Abstract
This article seeks to explore whether the EU system of fundamental rights protection allows
room for constitutional pluralism. By looking at recent developments in the case law of the
Court of Justice of the European Union (the Court of Justice), it is submitted that the Court
has answered that question in the affirmative, thereby respecting the diversity of the cultures
and traditions of the peoples of Europe as well as their national identities. The application
of the Charter does not rule out a cumulative application of fundamental rights. That being
said, pluralism is not absolute, but must be weighed against the indivisible and universal
values on which the European Union is founded.
Logically, the question that arises is how we order pluralism. In this regard, I shall argue that
it is not for the Court of Justice to decide when an EU uniform standard of fundamental
rights protection is to replace (or coexist with) national standards. That decision is for the
EU political institutions to adopt, since they enjoy the necessary democratic legitimacy to
determine the circumstances under which the exercise of a fundamental right is to be limited
for reasons of public interest.
However, this deference to the EU political branches does not mean that EU legislative
decisions are immune from judicial review. On the contrary, cases such as Schwarz and
Digital Rights demonstrate that the Court of Justice is firmly committed to examining whether
those legislative choices comply with primary EU law, and notably with the Charter.

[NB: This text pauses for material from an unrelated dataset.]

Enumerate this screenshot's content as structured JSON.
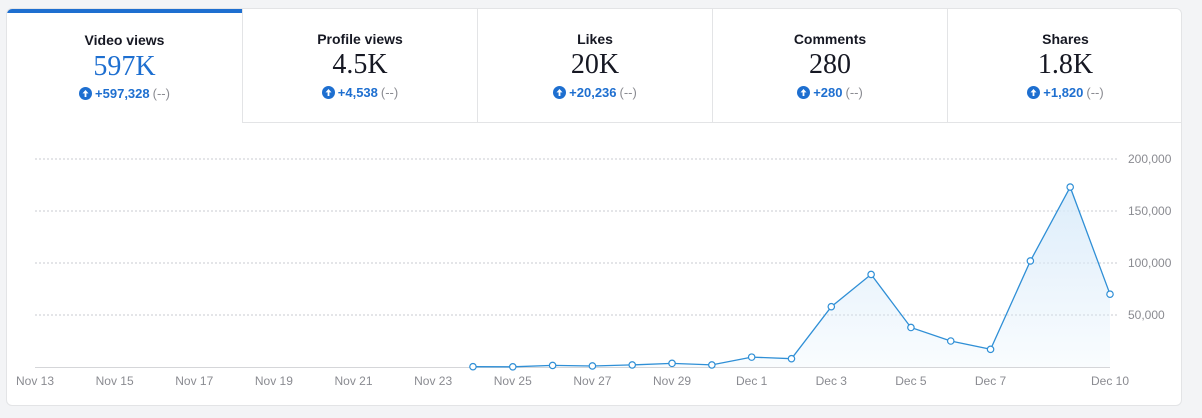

In this regard, when interpreting the provisions of the Charter, the Court of Justice – in dialogue
with national courts and, in particular, constitutional courts – operates as the guarantor
of the rule of law within the EU, of which fundamental rights are part and parcel. It is thus
for those courts to make sure that each and every EU citizen enjoys a sphere of individual
liberty which must, as defined by the Charter, remain free from public interferences.